The free verse suits the poem as it reflects that the narrator is exploring her thoughts freely and at her own pace, as everyone comes to important understandings at their own speed and should not feel rushed or forced to confirm. Because the writer essentially allowed the narrator to freely explore her thoughts, she is able to embrace the beautiful aspects of her culture. In addition, the writer effectively shows the narrator’s desperation to ‘cling’ onto her culture. She expertly conveys this through her use of the simile ‘like people who cling to the side of a train’.
Like the people ‘cling[ing]’ onto the train, the narrator feels she must ‘cling’ onto her culture, grab it and never let go, because you don’t know when another ‘train’ will come again. This could be a once-in-a-lifetime opportunity, and if she doesn’t catch this ‘train’ she may never get another chance. This may well be her last chance to connect with her culture, and she must grab it, otherwise, it might fade away. This feeling of desperation to cling onto her culture matches with the fact that her cultural reawakening is very faint to begin with.

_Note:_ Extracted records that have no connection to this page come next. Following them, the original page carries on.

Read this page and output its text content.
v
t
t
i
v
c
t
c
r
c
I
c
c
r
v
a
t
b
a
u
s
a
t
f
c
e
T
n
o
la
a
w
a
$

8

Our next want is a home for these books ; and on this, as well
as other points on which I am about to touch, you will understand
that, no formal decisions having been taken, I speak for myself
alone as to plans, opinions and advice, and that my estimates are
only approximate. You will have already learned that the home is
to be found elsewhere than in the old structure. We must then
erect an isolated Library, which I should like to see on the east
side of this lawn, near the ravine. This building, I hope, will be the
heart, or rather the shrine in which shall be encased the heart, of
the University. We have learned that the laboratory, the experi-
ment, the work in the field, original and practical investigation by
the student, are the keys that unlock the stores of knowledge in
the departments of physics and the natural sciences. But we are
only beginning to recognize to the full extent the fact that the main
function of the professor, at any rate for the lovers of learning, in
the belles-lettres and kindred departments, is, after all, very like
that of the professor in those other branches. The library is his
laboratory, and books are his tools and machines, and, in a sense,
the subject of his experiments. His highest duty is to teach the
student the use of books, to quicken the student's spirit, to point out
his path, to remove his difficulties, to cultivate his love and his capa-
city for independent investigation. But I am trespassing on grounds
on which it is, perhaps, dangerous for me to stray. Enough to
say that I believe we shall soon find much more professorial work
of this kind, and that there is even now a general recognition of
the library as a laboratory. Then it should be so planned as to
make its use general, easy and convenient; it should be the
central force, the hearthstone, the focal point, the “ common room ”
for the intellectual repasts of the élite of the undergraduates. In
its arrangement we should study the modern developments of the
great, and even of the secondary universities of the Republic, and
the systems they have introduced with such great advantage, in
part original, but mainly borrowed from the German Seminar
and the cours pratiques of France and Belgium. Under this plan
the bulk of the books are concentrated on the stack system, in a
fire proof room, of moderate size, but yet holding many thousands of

Like the henna that initially is ‘soft as a snail trail’ her reconnection with her culture is fragile and weak. If she doesn’t hard like ‘scrap[ing] the henna ‘off’ she might never unearth all the beautiful aspects of her culture like the ‘amber bird beneath’. She knows that if she doesn’t put effort to fully grasp and embrace her culture, it will disappear just like the henna that will ‘fade in a week’. Her once conflicting feelings are now calm; she has fully embraced her culture.
The juxtaposition of contrasting sounds of the streets, signals the end of her internal conflict. The ‘furious’ streets at first represented her confusion and how out-of-place she felt, but once she has unearthed the beauty beneath the brown lines of henna, the ‘furious’ streets are now ‘hushed’, and this contrast shows how great her feelings towards her culture have changed. To conclude, she is grateful to this unknown girl but realises that if she doesn’t work hard to reconnect with her culture after this evening bazaar that she will lose connection and her reawakening will fade just like the henna of her hand will fade in a week’s time.
So a girl who once found the scene strange and foreign now reaches across the table in thanks and in desperation to get to know this unknown girl. She now has new ‘brown veins’ as if the henna has seeped inside and her culture courses through her blood. On this night, a bond has been made between the two cultures. Instead of distancing herself from her eastern heritage, the narrator will now ‘lean across’ reaching out, yearning for the ‘unknown girl’ symbolising that she will not let the bond she has developed with her birth culture die.